Solution 2 is via PAT emulation: For guest w/o VT-d, and for guest with VT-d but snooped, Xen need do nothing, just simply ignore guest setting cr0.cd, since hardware snoop mechanism has ensured cache coherency (under these cases currently Xen has set EPT iPAT bit, ignore guest's memory type opinion); For guest with VT-d but non-snooped, cache coherency can not be guaranteed by h/w snoop so guest's memory type opinion must be considered (under this case Xen set iPAT bit combining guest and host memory type opinion). Only under this case PAT emulation need set all IA32_PAT fields as UC so that guest memory type are all UC.

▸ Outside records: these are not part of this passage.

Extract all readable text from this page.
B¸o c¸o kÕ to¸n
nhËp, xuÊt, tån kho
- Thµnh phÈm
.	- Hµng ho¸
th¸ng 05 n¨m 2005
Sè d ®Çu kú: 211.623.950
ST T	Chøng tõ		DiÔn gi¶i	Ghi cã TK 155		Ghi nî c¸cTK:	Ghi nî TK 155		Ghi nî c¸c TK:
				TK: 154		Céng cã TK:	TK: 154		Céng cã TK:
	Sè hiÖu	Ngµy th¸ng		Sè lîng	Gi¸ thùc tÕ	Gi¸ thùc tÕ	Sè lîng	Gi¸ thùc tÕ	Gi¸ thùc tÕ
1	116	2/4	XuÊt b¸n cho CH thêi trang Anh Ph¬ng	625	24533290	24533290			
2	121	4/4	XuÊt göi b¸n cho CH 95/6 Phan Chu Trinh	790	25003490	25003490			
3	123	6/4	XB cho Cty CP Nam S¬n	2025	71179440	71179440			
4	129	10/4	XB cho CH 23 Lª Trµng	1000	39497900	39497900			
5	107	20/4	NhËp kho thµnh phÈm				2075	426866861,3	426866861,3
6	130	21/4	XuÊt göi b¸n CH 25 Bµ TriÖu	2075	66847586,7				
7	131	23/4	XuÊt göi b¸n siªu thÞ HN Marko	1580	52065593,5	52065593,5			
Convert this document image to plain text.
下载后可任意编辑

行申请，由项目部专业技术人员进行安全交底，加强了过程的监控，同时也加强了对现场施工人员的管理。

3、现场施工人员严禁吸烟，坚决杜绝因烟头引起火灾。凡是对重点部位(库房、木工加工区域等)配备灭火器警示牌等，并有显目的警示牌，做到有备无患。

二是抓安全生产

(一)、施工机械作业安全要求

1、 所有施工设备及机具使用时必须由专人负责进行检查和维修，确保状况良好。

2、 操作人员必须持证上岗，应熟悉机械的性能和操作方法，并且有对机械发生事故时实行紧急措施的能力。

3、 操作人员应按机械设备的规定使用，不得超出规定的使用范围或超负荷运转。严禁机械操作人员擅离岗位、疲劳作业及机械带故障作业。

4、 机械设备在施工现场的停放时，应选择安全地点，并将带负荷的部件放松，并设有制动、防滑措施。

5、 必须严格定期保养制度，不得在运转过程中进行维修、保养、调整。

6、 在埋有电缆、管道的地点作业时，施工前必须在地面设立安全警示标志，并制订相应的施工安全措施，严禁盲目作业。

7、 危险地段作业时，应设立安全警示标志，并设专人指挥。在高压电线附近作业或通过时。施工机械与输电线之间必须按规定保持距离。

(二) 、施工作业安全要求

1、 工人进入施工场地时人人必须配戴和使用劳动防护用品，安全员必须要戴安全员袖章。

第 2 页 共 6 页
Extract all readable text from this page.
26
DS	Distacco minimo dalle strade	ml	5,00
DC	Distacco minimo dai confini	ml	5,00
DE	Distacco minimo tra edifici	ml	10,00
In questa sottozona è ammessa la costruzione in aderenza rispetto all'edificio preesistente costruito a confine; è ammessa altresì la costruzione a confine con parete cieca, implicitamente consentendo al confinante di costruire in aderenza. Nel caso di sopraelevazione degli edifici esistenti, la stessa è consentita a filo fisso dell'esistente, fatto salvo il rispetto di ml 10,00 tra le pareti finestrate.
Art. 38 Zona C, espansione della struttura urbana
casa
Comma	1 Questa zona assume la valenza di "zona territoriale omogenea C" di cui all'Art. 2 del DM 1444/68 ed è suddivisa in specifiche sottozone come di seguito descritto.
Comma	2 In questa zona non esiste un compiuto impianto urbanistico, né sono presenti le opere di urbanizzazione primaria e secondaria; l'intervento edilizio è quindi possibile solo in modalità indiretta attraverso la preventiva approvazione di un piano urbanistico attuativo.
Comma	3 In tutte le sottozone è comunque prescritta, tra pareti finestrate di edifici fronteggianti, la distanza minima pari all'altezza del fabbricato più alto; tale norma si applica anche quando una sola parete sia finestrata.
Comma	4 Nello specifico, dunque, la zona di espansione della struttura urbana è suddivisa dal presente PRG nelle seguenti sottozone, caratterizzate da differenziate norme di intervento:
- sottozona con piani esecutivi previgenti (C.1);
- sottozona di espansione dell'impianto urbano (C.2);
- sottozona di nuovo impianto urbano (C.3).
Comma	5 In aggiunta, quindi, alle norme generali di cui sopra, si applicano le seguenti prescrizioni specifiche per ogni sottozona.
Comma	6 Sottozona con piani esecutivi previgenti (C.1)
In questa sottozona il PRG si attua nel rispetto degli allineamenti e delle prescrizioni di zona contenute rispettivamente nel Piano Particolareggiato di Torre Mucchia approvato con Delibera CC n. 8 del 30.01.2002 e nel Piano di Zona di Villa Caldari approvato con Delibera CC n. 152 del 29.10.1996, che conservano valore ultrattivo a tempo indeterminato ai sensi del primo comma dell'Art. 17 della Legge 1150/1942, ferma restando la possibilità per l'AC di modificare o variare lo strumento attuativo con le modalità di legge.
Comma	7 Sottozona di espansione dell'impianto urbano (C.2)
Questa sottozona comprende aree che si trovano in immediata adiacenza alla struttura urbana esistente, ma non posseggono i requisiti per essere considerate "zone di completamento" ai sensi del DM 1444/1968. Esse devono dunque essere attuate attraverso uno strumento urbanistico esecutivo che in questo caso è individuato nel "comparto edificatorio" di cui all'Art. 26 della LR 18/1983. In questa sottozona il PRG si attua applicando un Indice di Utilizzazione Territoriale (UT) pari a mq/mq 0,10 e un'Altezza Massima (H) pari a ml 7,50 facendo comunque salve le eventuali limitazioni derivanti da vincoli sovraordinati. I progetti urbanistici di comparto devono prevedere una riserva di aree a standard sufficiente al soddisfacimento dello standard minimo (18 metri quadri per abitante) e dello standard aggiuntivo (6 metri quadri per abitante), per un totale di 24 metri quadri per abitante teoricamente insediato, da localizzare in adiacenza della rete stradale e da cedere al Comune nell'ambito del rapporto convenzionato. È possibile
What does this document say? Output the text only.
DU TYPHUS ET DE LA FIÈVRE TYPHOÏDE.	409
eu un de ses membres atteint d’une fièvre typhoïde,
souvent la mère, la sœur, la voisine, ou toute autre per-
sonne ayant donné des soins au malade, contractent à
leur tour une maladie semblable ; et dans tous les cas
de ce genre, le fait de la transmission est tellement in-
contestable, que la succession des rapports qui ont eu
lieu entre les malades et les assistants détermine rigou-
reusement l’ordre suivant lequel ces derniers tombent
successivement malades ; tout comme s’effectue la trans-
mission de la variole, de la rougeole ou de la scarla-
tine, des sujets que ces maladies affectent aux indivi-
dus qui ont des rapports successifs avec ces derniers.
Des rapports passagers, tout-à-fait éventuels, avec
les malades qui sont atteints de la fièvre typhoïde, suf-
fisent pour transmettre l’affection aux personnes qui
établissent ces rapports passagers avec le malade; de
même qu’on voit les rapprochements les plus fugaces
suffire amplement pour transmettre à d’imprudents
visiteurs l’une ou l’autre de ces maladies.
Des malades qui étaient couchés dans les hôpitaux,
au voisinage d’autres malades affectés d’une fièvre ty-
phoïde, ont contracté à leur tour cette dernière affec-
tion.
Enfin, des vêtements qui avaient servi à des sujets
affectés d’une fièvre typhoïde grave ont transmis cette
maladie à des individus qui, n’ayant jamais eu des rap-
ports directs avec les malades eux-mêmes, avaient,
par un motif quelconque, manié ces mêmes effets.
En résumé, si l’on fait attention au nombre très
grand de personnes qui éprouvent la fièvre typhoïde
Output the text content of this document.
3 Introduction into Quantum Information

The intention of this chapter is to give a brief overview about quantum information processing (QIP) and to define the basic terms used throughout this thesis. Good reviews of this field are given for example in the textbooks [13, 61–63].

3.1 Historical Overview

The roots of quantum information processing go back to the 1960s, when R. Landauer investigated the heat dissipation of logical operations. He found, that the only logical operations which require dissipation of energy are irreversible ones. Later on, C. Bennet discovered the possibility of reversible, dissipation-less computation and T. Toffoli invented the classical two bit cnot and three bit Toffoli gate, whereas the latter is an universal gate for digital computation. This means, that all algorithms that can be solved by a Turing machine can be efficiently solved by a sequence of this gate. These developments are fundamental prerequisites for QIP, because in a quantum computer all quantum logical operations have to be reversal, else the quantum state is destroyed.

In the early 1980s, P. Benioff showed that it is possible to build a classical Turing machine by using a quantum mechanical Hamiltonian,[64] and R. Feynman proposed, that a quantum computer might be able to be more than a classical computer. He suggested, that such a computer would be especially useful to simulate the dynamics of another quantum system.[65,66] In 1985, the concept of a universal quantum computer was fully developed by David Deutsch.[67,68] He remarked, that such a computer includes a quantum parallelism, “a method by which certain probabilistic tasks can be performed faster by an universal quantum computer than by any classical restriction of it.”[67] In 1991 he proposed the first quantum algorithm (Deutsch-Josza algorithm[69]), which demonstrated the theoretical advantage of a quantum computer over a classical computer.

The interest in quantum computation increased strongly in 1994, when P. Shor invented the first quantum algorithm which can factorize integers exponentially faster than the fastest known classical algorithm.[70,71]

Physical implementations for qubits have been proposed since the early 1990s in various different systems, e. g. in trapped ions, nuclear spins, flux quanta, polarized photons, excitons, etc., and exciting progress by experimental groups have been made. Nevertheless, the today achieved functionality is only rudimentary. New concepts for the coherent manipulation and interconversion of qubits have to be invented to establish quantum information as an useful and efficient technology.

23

Concern for PAT solution still comes from cachablity confliction between guest and Xen.
Thoughts?
BTW, today is Chinese National day, I will have several days travel with no email access, but your comments/suggestions are highly appreciated and I will reply ASAP after I come back.
Thanks,
Jinsong
Date: Wed, 24 Jul 2013 11:36:55 +0000
Subject: [Xen-devel] Xen Security Advisory 60 (CVE-2013-2212) - Excessive
time to disable caching with HVM guests with PCI passthrough
-----BEGIN PGP SIGNED MESSAGE-----
Hash: SHA1
Xen Security Advisory CVE-2013-2212 / XSA-60
version 4
Excessive time to disable caching with HVM guests with PCI passthrough
UPDATES IN VERSION 4
====================
Public release.
ISSUE DESCRIPTION
=================
HVM guests are able to manipulate their physical address space such that
processing a subsequent request by that guest to disable caches takes an
extended amount of time changing the cachability of the memory pages assigned
to this guest. This applies only when the guest has been granted access to
some memory mapped I/O region (typically by way of assigning a passthrough
PCI device).
This can cause the CPU which processes the request to become unavailable,
possibly causing the hypervisor or a guest kernel (including the domain 0 one)
to halt itself ("panic").
For reference, as long as no patch implementing an approved alternative
solution is available (there's only a draft violating certain requirements
set by Intel's documentation), the problematic code is the function
vmx_set_uc_mode() (in that it calls ept_change_entry_emt_with_range() with
the full guest GFN range, which the guest has control over, but which also
would be a problem with sufficiently large but not malicious guests).
IMPACT
======
A malicious domain, given access to a device with memory mapped I/O
regions, can cause the host to become unresponsive for a period of
time, potentially leading to a DoS affecting the whole system.
VULNERABLE SYSTEMS
==================
Xen version 3.3 onwards is vulnerable.
Only systems using the Intel variant of Hardware Assisted Paging (aka EPT) are
vulnerable.
MITIGATION
==========
This issue can be avoided by not assigning PCI devices to untrusted guests, or
by running HVM guests with shadow mode paging (through adding "hap=0" to the
domain configuration file).
CREDITS
=======
Konrad Wilk found the issue as a bug, which on examination by the
Xenproject.org Security Team turned out to be a security problem.
RESOLUTION
==========
There is currently no resolution to this issue.